En el transcurso de los años, Bob había adquirido acento australiano y arrastraba las palabras, pero lo compensaba abreviando sus frases. Rayaba ya en la treintena, y, para disgusto de Meggie, no daba señales de haberse encaprichado de ninguna de las chicas casaderas que había conocido en las pocas fiestas a las que había asistido por pura cortesía. En primer lugar, era sumamente tímido, y, además, parecía entregado por completo a la tierra, la cual amaba, por lo visto, con exclusión de todo lo demás. Jack y Hughie se parecían cada día más a él; en realidad, habrían podido pasar por trillizos, cuando se sentaban juntos en uno de los duros bancos de mármol, que eran los que encontraban más cómodos para relajarse en casa. Lo cierto es que preferían acampar en la dehesa, y, cuando dormían en casa, se tumbaban en el suelo de.sus habitaciones, temerosos de ablandarse en le cama. El sol, el viento y el ambiente seco, habían curtido su piel blanca y pecosa, dándole un aspecto de caoba moteada, sobre la que brillaban pálidos y tranquilos sus ojos azules, cercados de profundas arrugas que delataban su costumbre de mirar a lo lejos con los párpados entornados, sobre la hierba amarillenta y plateada.

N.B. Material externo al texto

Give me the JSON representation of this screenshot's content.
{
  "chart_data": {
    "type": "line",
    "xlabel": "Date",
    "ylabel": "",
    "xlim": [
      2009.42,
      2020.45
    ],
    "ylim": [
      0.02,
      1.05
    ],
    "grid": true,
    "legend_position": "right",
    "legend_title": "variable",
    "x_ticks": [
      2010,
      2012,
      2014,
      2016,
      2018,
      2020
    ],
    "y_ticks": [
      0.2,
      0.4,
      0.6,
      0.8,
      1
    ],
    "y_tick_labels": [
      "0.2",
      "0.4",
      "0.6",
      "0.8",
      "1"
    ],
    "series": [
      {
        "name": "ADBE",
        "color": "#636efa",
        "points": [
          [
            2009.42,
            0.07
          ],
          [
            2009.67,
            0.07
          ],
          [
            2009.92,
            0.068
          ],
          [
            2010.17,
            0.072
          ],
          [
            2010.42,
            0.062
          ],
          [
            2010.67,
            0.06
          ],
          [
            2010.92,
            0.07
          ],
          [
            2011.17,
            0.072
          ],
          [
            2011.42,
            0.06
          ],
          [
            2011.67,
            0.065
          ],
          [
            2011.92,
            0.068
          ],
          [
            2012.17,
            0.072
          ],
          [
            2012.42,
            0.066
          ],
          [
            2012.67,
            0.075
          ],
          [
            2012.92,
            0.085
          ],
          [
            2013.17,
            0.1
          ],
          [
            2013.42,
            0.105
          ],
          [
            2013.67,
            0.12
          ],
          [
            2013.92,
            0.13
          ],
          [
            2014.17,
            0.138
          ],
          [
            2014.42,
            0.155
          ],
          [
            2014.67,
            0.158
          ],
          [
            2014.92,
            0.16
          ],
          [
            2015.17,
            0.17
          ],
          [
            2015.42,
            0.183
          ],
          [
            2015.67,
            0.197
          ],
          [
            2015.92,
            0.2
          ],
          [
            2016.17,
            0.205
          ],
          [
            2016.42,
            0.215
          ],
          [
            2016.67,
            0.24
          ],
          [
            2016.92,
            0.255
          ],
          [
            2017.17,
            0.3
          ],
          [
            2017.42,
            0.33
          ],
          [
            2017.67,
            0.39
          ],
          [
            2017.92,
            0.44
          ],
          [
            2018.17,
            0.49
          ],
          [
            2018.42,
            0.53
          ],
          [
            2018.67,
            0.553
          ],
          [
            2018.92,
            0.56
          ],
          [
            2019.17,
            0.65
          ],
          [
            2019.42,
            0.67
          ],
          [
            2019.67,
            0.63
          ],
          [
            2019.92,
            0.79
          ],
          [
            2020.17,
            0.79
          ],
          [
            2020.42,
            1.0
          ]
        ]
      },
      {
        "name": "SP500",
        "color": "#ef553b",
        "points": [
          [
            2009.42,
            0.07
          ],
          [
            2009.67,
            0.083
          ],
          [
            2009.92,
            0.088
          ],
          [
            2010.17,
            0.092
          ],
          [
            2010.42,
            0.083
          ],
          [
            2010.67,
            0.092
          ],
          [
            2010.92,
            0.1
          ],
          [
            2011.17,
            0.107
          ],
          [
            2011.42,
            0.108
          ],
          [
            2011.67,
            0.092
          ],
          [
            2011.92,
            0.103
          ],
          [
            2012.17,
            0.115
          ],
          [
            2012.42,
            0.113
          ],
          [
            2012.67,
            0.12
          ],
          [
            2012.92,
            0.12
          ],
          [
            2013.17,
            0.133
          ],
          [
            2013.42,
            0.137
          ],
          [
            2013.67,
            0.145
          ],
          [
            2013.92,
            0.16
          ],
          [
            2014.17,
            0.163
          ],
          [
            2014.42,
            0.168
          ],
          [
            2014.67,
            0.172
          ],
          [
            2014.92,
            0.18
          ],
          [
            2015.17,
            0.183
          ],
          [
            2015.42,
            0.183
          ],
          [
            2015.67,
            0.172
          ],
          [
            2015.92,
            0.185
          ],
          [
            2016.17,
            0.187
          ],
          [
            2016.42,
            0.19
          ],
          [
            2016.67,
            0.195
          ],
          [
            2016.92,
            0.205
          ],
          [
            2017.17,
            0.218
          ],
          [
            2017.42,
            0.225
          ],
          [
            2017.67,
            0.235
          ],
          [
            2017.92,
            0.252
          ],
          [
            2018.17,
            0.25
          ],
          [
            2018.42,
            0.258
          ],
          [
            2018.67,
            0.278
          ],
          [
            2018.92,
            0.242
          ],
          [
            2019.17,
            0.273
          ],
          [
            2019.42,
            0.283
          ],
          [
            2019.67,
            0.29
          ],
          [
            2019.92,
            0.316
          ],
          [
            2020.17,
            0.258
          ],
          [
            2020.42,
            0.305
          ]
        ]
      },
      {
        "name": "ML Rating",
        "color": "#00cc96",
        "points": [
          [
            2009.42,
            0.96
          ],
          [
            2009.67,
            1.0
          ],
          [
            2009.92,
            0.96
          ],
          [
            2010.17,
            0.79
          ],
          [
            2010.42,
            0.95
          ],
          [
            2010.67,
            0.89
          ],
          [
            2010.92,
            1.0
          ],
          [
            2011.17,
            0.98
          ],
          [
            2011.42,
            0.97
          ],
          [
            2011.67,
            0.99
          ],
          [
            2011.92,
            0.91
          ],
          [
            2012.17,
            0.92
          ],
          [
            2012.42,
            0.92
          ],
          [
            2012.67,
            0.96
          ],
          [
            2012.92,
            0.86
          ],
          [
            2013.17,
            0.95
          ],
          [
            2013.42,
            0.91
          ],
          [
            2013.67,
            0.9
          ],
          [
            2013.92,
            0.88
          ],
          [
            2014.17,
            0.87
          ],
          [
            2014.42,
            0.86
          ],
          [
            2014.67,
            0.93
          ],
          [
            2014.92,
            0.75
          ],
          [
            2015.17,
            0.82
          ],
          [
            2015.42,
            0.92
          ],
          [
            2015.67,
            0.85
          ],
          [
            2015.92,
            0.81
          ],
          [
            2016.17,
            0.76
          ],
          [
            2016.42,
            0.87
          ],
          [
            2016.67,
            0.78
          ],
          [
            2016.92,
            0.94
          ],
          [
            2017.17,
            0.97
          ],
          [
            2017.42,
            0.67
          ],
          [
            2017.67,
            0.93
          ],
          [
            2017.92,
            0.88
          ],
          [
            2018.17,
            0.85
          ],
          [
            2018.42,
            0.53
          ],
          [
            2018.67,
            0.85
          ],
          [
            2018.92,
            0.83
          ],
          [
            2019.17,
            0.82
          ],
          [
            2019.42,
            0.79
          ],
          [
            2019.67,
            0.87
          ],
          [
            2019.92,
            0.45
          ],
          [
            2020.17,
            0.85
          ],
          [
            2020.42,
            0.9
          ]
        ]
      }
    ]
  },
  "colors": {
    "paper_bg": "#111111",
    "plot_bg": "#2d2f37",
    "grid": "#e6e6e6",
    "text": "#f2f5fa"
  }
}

Era casi imposible adivinar la edad que tenían y quién era el más viejo o el más joven de los tres. Todos tenían la nariz romana y el rostro amable y simpático de Paddy, pero su complexión era superior a la de éste, que andaba encorvado y tenía los brazos demasiado largos, después de tantos años de trabajar como esquilador. Ellos, en cambio, tenían la apostura elegante y desenvuelta de los hombres acostumbrados a montar a caballo. Pero ni las mujeres, ni las comodidades y placeres de la vida, parecían interesarles.

– ¿Es cacado el nuevo mozo? -preguntó Fee, trazando unas pulcras líneas con una regla y una pluma mojada en tinta roja.

– No lo he preguntado. Lo sabré mañana cuando venga.

– ¿Cómo llegará hasta aquí?

– Lo traerá Jimmy; éste va a ver aquellos viejos carneros de Tankstand.

– Bueno, esperemos que se quede algún tiempo. Aunque, si no está casado, supongo que se marchará dentro de unas semanas. Esos ganaderos son un desastre -comentó Fee.

Jims y Patsy estudiaban en el internado de River-view, y confiaban en que, cuando cumpliesen los catorce años reglamentarios, no permanecerían un minuto más en el colegio. Esperaban ansiosamente el día en que podrían salir a la dehesa con Bob, Jack y Hughie; entonces, la familia se bastaría para cuidar de Drogheda, y los forasteros podrían llegar y marcharse cuando quisieran. La pasión familiar por la lectura no hacía que sintiesen más afición por el colegio; un libro podía llevarse también en la silla de montar o en un bolsillo de la chaqueta, y su lectura era mucho más agradable a la sombra de un winga, al mediodía, que en una clase de los padres jesuítas. El pensionado había sido para ellos un cambio muy duro. Las aulas de grandes ventanales, los espaciosos y verdes campos de juego, los espléndidos jardines y las comodidades del lugar, significaban muy poco para ellos, lo mismo que Sydney con sus museos, sus salas de conciertos y sus galerías de arte. Habían intimado con los hijos de otros ganaderos, y se pasaban las horas de ocio añorando su casa o jactándose de la extensión y del esplendor de Drogheda ante unos crédulos oídos; todo el mundo, al oeste de Burren Junction, había oído hablar de la poderosa Drogheda.

Pasaron varias semanas antes de que Meggie viese al nuevo ganadero. Su nombre había sido debidamente registrado en los libros: Luke O'Neill; y ya se hablaba mucho más de él de lo que solía hablarse de sus semejantes en la casa grande. Por ejemplo, se había negado a dormir en los barracones de los mozos y se había instalado en la última casa vacía cercana al torrente. Por otra parte, se había presentado él mismo a la señora Smith y se había granjeado la simpatía de la dama, a pesar de que no solían gustarle los ganaderos. Meggie sentía curiosidad por él, mucho antes de conocerle.